Add the acorns to a large pan along with plenty of water. Bring to a boil and continue boiling, without cover for 15 – 20 minutes. Top-up the water constantly as the acorns cook. This is a short cut to lessen the tannins.
Drain in a colander, and allow cooling before peeling. The boiling process will make peeling the acorns much easier. Split the acorns and place them in a dry but warm spot allowing the acorns to dry out for at least 48 hours. After this grind the acorns in a coffee grinder. Spread the grounds on a baking tray and roast in a warm oven, stirring frequently and checking often to ensure that they do not burn. You are aiming for the grounds to be a brown coffee colour.
To make a drink use a cafetiére and add 1 1/2 tsp. per cup then pour boiling water over the grounds and make the drink, in the same way you would coffee. Add milk and sugar to taste and serve.
It tastes nothing like coffee, some say it tastes and smells a little of biscuits. It does not have the same kick as coffee, but is a nice drink anyway.

Dandelion Coffee

Dandelion root coffee can be made in the wild although it is very time consuming.

  • Fresh Dandelion root

Dry out the Dandelion either in the sun or by the fire.
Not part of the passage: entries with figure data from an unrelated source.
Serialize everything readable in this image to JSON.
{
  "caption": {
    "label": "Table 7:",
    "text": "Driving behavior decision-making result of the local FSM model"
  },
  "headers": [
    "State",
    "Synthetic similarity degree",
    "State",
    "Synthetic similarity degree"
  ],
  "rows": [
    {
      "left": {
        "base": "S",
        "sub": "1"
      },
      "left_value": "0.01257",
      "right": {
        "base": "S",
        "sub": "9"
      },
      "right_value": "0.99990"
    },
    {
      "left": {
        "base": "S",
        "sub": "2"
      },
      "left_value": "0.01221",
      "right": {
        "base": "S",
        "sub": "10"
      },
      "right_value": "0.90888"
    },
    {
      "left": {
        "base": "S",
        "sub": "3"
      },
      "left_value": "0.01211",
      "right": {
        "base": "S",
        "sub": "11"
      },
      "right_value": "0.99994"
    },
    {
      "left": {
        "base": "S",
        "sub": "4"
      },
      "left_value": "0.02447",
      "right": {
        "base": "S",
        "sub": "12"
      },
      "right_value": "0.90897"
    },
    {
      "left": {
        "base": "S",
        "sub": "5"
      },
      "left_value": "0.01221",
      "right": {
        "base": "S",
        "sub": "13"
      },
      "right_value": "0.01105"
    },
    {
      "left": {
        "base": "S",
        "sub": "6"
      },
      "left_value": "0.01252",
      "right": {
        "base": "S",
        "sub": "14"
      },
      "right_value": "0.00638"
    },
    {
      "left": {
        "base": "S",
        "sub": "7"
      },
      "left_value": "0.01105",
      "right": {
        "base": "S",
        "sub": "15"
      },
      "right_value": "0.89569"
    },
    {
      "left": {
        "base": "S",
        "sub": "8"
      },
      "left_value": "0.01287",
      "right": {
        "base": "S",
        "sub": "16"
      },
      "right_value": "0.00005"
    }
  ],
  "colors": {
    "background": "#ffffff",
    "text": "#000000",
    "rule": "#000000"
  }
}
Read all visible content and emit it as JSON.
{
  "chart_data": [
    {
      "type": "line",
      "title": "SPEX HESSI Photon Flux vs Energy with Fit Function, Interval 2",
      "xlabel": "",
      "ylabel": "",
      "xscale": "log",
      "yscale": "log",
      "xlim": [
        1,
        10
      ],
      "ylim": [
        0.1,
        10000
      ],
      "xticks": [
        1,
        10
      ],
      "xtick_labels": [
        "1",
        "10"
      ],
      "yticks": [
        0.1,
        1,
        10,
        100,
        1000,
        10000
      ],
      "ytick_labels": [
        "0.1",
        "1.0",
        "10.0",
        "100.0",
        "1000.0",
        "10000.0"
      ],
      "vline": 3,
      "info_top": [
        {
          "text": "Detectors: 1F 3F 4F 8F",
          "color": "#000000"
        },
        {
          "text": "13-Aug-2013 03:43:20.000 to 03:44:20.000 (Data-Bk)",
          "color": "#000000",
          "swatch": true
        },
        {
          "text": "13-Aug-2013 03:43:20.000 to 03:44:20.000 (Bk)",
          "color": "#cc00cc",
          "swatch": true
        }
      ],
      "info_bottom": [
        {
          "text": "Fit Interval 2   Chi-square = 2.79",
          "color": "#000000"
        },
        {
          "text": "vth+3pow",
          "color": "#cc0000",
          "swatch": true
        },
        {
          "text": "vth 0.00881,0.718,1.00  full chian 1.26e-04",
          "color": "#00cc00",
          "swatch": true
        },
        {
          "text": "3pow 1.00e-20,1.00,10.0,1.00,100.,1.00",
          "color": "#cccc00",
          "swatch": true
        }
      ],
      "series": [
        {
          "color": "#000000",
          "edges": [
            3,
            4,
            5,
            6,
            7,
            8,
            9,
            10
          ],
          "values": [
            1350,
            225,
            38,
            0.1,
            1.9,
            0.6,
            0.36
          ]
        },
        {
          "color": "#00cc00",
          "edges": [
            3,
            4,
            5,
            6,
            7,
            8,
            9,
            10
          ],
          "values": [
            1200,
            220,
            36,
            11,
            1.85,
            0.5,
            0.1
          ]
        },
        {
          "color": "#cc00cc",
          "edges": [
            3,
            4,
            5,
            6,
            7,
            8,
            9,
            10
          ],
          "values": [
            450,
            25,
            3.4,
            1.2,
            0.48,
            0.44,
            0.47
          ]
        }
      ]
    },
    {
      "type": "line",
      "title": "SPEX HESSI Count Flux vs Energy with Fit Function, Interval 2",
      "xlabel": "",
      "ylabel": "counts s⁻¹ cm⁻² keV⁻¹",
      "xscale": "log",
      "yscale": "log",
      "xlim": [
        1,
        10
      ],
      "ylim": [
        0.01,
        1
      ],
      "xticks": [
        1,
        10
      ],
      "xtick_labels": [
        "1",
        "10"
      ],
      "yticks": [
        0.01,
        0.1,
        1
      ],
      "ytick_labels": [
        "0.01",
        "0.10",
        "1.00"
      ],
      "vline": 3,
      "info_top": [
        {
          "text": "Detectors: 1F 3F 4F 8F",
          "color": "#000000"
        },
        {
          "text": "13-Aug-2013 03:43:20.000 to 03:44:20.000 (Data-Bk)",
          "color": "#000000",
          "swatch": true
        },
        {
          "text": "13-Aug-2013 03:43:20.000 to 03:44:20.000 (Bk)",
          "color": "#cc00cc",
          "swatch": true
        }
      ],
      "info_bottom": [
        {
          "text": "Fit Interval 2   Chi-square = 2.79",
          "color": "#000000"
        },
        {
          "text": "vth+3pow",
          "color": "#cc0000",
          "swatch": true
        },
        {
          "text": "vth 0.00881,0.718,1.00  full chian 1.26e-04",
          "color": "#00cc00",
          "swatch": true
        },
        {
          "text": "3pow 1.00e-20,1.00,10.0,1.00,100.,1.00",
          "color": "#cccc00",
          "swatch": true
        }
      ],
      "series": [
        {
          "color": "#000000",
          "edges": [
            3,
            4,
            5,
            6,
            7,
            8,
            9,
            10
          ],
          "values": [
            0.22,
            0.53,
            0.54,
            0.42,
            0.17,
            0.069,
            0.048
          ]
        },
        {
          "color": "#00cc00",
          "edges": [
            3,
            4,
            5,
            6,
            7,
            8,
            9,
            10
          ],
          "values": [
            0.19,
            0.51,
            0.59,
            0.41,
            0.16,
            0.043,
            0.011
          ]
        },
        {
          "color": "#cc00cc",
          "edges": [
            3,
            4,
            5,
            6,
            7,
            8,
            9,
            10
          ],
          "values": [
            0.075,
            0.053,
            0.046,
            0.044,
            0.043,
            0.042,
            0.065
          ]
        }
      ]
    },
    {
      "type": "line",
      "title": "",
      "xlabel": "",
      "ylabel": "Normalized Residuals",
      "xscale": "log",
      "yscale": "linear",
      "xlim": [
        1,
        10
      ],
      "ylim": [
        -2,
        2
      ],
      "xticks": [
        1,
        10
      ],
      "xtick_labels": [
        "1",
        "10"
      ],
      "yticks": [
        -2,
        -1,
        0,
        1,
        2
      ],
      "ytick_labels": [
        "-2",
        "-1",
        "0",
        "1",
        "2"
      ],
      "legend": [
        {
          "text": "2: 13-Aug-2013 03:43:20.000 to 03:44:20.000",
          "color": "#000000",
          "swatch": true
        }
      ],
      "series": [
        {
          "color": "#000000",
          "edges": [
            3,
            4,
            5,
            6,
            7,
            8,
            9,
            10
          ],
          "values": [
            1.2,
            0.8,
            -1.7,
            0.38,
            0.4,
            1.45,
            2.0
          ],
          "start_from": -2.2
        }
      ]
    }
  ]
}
They have to be brittle and snap easily. Then roast the roots over the fire until they are dark inside. Then finally grind them up between two stones. It’s a time consuming method but is fun to make. Dandelion Tea can be made by boiling and stewing Dandelion leaves in water. The drink is taken as a tonic.
Add honey or sugar to either to taste.